For me, the reason I brought Freud in was simply to talk about his discovery of how transference could be used therapeutically. Imagine a situation where someone goes in to a shrink, to Dr. Freud and says, “I’m feeling fine, but my wife demanded that I come here.” And the doctor says, “Well, tell me about yourself.” And the person tells him about himself, and happens to not mention work. And so the doctor asks them, “Well, and what is it like with your work life?”

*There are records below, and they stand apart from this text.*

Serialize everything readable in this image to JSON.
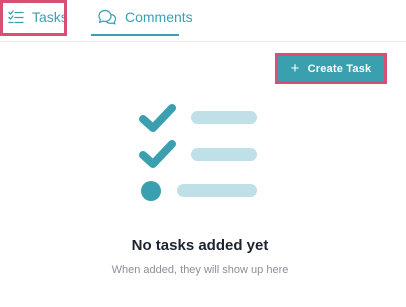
{
  "tabs": [
    {
      "label": "Tasks",
      "icon": "task-list-icon",
      "active": true
    },
    {
      "label": "Comments",
      "icon": "comments-icon",
      "active": false
    }
  ],
  "toolbar": {
    "create_label": "Create Task",
    "create_icon": "plus-icon"
  },
  "empty_state": {
    "title": "No tasks added yet",
    "subtitle": "When added, they will show up here",
    "illustration": "empty-checklist-illustration"
  },
  "colors": {
    "accent": "#3aa0b0",
    "highlight": "#d94f73",
    "illustration_bar": "#bfe0e6",
    "subtitle": "#8a9098"
  }
}
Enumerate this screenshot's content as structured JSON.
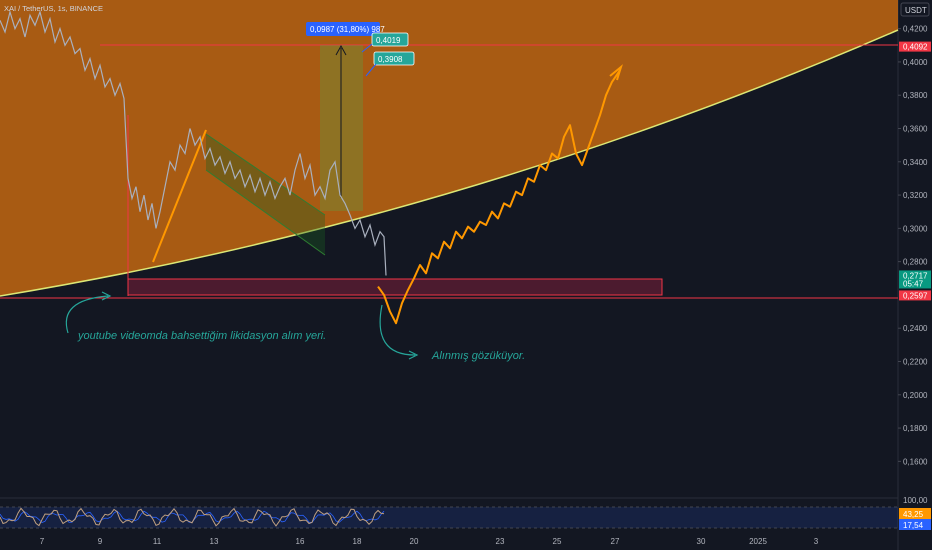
{
  "chart_data": {
    "type": "line",
    "header": {
      "symbol": "XAI / TetherUS, 1s, BINANCE"
    },
    "currency": "USDT",
    "price_axis": {
      "ylim": [
        0.15,
        0.433
      ],
      "ticks": [
        "0,4200",
        "0,4000",
        "0,3800",
        "0,3600",
        "0,3400",
        "0,3200",
        "0,3000",
        "0,2800",
        "0,2400",
        "0,2200",
        "0,2000",
        "0,1800",
        "0,1600"
      ]
    },
    "price_tags": [
      {
        "label": "0,4092",
        "value": 0.4092,
        "color": "#f23645"
      },
      {
        "label": "0,2717",
        "value": 0.2717,
        "color": "#089981",
        "sub": "05:47"
      },
      {
        "label": "0,2597",
        "value": 0.2597,
        "color": "#f23645"
      }
    ],
    "time_axis": {
      "labels": [
        "7",
        "9",
        "11",
        "13",
        "16",
        "18",
        "20",
        "23",
        "25",
        "27",
        "30",
        "2025",
        "3"
      ]
    },
    "price_series_x": [
      0,
      5,
      10,
      15,
      20,
      25,
      30,
      35,
      40,
      45,
      50,
      55,
      60,
      65,
      70,
      75,
      80,
      85,
      90,
      95,
      100,
      105,
      110,
      115,
      120,
      124,
      128,
      132,
      136,
      140,
      144,
      148,
      152,
      156,
      160,
      165,
      170,
      175,
      180,
      185,
      190,
      195,
      200,
      205,
      210,
      215,
      220,
      225,
      230,
      235,
      240,
      245,
      250,
      255,
      260,
      265,
      270,
      275,
      280,
      285,
      290,
      295,
      300,
      305,
      310,
      315,
      320,
      325,
      330,
      335,
      340,
      345,
      350,
      355,
      360,
      365,
      370,
      375,
      380,
      384,
      386
    ],
    "price_series_y": [
      0.425,
      0.418,
      0.43,
      0.42,
      0.426,
      0.415,
      0.428,
      0.422,
      0.43,
      0.418,
      0.426,
      0.412,
      0.42,
      0.41,
      0.415,
      0.405,
      0.408,
      0.395,
      0.402,
      0.39,
      0.398,
      0.385,
      0.39,
      0.38,
      0.387,
      0.378,
      0.33,
      0.318,
      0.325,
      0.31,
      0.32,
      0.305,
      0.315,
      0.3,
      0.31,
      0.325,
      0.34,
      0.335,
      0.35,
      0.345,
      0.36,
      0.35,
      0.355,
      0.342,
      0.348,
      0.338,
      0.343,
      0.333,
      0.34,
      0.33,
      0.335,
      0.325,
      0.332,
      0.322,
      0.33,
      0.32,
      0.328,
      0.318,
      0.325,
      0.33,
      0.32,
      0.335,
      0.345,
      0.33,
      0.338,
      0.32,
      0.325,
      0.318,
      0.335,
      0.34,
      0.32,
      0.315,
      0.308,
      0.3,
      0.305,
      0.295,
      0.302,
      0.29,
      0.298,
      0.295,
      0.2717
    ],
    "projection_x": [
      378,
      384,
      390,
      396,
      402,
      408,
      414,
      420,
      426,
      432,
      438,
      444,
      450,
      456,
      462,
      468,
      474,
      480,
      486,
      492,
      498,
      504,
      510,
      516,
      522,
      528,
      534,
      540,
      546,
      552,
      558,
      564,
      570,
      576,
      582,
      588,
      594,
      600,
      606,
      612,
      620
    ],
    "projection_y": [
      0.265,
      0.26,
      0.25,
      0.243,
      0.255,
      0.263,
      0.27,
      0.278,
      0.273,
      0.285,
      0.282,
      0.292,
      0.288,
      0.298,
      0.294,
      0.301,
      0.298,
      0.304,
      0.302,
      0.31,
      0.306,
      0.315,
      0.313,
      0.322,
      0.32,
      0.33,
      0.328,
      0.338,
      0.335,
      0.345,
      0.342,
      0.355,
      0.362,
      0.345,
      0.338,
      0.348,
      0.358,
      0.368,
      0.38,
      0.388,
      0.395
    ],
    "annotations": {
      "liquidity_note": "youtube videomda bahsettiğim likidasyon alım yeri.",
      "taken_note": "Alınmış gözüküyor.",
      "measure_label": "0,0987 (31,80%) 987",
      "tag_top": "0,4019",
      "tag_mid": "0,3908"
    },
    "rsi": {
      "ticks": [
        "100,00"
      ],
      "labels": [
        {
          "label": "43,25",
          "color": "#ff9800"
        },
        {
          "label": "17,54",
          "color": "#2962ff"
        }
      ]
    }
  }
}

And suddenly the guy gets a little annoyed and clearly there’s something going on there. And then they start talking some more. And the man happened to say that, “I just find I’m washing my hands a lot all the time now.” And so the doctor has something to probe with and not a cure, but to try to get the patient to step outside of himself, to see him behaving in the therapeutic setting in a way that points to some psychological, dark places. And that the art of therapy is to slowly make the patient feel comfortable enough not to have to lie to himself in front of you.
And that’s by transferring onto you a kind of trust and acting out the struggle in yourself with this other person in the room and discovering that the world doesn’t fall apart. And when that happens, you can start to talk about things that you are unable to look at straight in your head. And slowly, the hope is, that the neurotic behaviors or self-destructive behaviors that arise from that will get better.
So that was the original insight because I think Freud saw that neurotic people are the kind of people. A neurosis is a cage, and you go into a cage and convince yourself you can’t come out because it’s not safe, and it’s the job of the therapist to gain your trust, and to help you to walk out. And so that part of the book is on how safely we might think about moving from toxic ignorance about ourselves to non-toxic knowledge of ourselves without harming ourselves.
James M. Patterson:
So there is hope, despite the book sometimes filling me with dread. The book is Ignorance and Bliss: On Wanting Not to Know. Professor Lilla, it’s been a real pleasure.
Mark Lilla:
This was great fun. Thanks for having me on.